From here it was only a few minute’s walk to the cashmere heritage centre, they had a fee guided tour of the working mill, and an excellent visitors centre. But I mustn’t fail to mention the wonderful restaurant serving fresh raspberry and white chocolate scones with cream and jam. You could easily spend a couple of hours here, taking in the garments, tour and restaurant.
If you enjoy museums Elgin’s museum is one of the finest in Scotland, independently financed, full of objects of science, fossils, stones and hoards of curiosities from the local area, mind blowing!
On our second day, I used the internet in the harbour masters office to catch up with Static Boat Holiday business, Sean, Marian and Simon, went for local walks and started catching up with our washing. The facilities here are clean and tidy, but if you are in the toilet, the timer on the light went out after about a minute, which meant you had to open the toilet door and wave an arm to re activate the light, we were all caught out by this.

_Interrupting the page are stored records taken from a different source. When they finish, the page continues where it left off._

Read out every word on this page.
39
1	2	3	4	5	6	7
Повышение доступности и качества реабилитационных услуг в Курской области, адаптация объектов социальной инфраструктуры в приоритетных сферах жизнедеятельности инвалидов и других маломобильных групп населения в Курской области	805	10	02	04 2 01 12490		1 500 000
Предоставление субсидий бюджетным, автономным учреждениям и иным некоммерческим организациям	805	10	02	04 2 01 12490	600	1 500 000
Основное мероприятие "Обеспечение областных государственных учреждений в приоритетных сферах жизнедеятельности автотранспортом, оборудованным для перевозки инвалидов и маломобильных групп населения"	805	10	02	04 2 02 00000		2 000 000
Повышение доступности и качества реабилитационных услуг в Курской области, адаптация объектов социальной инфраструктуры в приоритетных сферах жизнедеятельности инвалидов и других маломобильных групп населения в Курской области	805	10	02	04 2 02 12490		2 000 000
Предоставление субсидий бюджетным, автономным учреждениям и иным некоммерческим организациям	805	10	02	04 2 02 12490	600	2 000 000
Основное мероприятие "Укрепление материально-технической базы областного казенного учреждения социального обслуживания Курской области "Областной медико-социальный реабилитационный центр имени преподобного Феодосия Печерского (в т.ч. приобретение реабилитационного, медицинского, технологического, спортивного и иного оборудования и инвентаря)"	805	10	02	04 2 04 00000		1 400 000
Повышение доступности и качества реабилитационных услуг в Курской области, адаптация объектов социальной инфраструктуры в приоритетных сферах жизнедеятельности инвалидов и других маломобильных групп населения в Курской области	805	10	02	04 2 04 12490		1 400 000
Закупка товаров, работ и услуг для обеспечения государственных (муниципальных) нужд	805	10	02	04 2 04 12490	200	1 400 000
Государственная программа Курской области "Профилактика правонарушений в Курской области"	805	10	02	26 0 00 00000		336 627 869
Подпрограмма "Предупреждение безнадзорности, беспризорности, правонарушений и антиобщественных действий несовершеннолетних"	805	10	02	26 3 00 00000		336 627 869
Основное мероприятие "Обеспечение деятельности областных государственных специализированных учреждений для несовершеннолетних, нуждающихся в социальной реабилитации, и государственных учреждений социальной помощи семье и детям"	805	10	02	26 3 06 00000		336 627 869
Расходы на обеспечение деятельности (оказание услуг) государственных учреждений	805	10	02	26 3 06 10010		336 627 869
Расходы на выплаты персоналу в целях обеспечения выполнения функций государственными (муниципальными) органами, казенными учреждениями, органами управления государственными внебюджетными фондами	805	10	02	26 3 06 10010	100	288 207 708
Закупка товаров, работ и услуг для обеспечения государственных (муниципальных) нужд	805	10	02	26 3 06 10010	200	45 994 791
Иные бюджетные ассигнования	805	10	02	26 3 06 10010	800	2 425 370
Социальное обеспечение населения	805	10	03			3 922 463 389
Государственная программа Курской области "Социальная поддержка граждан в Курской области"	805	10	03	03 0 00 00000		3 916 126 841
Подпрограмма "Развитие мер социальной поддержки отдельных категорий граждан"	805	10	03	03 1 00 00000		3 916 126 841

In the afternoon we walked off in separate directions to take in coastal walks, Marian and Simon went towards the lighthouse and visited the caves, where a group of locals were getting ready to spend the night, creating a camp fire and laying out bedding, tonight is the summer solstice.
This evening we all met up again for dinner at the Beach Hut, where Marin and Simon treated us to dinner. Walking to the Beach Hut Sean and I stopped to watch the local children jumping off the Lossiemouth harbour wall , this seems a continual source of pleasure for young people right around the coastland.